Sensing Danger
Can a silicon chip stop E. coli and Salmonella outbreaks before they happen?
For Jennifer Dailey, the seed was planted in 2010 after she suffered through a bout of sprouts-induced food poisoning.
Now, it’s starting to bear fruit. Dailey, MSE, is working to develop a fast, affordable and accurate biosensor that can detect foodborne pathogens—research supported in part through a Lerner Fellowship from the Johns Hopkins Center for a Livable Future.
The ideal outcome? Reducing foodborne illnesses—which sicken 48 million Americans each year, according to the CDC—by identifying contaminated food in the field or production facilities before it reaches grocery stores, restaurants, hospitals, nursing homes or other places that sell or serve food.
“Currently, it takes days to culture the bacteria, and by that time you may have already purchased the product in the supermarket,” says Dailey, a materials science and engineering doctoral student at Johns Hopkins’ Whiting School of Engineering. “We’d like to be able to intervene before it gets to the consumer.”

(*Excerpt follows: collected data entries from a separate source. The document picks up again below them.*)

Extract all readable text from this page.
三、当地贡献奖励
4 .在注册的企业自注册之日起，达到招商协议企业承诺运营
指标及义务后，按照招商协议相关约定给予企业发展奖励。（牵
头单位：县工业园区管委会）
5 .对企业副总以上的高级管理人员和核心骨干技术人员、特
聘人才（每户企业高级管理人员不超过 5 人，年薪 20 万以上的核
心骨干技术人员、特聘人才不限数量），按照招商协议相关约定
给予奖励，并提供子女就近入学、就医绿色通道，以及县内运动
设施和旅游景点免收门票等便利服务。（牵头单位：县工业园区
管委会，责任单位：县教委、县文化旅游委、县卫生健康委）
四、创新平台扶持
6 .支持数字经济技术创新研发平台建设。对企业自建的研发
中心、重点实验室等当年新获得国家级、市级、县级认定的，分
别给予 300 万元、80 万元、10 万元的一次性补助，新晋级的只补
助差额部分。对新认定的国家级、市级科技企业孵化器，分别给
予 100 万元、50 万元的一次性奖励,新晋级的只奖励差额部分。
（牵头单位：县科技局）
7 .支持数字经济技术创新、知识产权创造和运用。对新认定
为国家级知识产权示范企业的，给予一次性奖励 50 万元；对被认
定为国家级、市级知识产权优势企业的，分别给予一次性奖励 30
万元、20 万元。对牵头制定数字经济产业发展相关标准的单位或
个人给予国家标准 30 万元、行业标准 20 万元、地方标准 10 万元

At the core of Dailey’s work is a one-square-inch silicon chip with electrodes, made from thermally evaporated gold. As she envisions it, the chip will serve as a platform for various chemical films or polymers. These nanostructured films will react by altering a small electrical input when it detects antibodies of a specific pathogen, such as E. coli or Salmonella. Another key piece of the project involves devising a nanotechnology-based optoelectronic circuit to read the biosensor—work that several technology companies are exploring.
While Dailey’s research is still in the proof-of-concept stage, her plan is to advance the project over the next two years, testing a variety of pathogens to evaluate the efficacy of the sensors.
Dailey became interested in exploring the use of biosensors to improve food safety after a conversation with her Bloomberg School adviser, Ellen Silbergeld, PhD ’72. The Environmental Health and Engineering professor has done foundational research on the connection between industrial food production and antibiotic-resistant bacteria in the food supply, the environment, workers and rural communities.
“Our methods for assessing food safety have not advanced from the late 19th century,” says Silbergeld, who believes that the ability to detect foodborne pathogens in real time via biosensors has the potential to “revolutionize” food testing.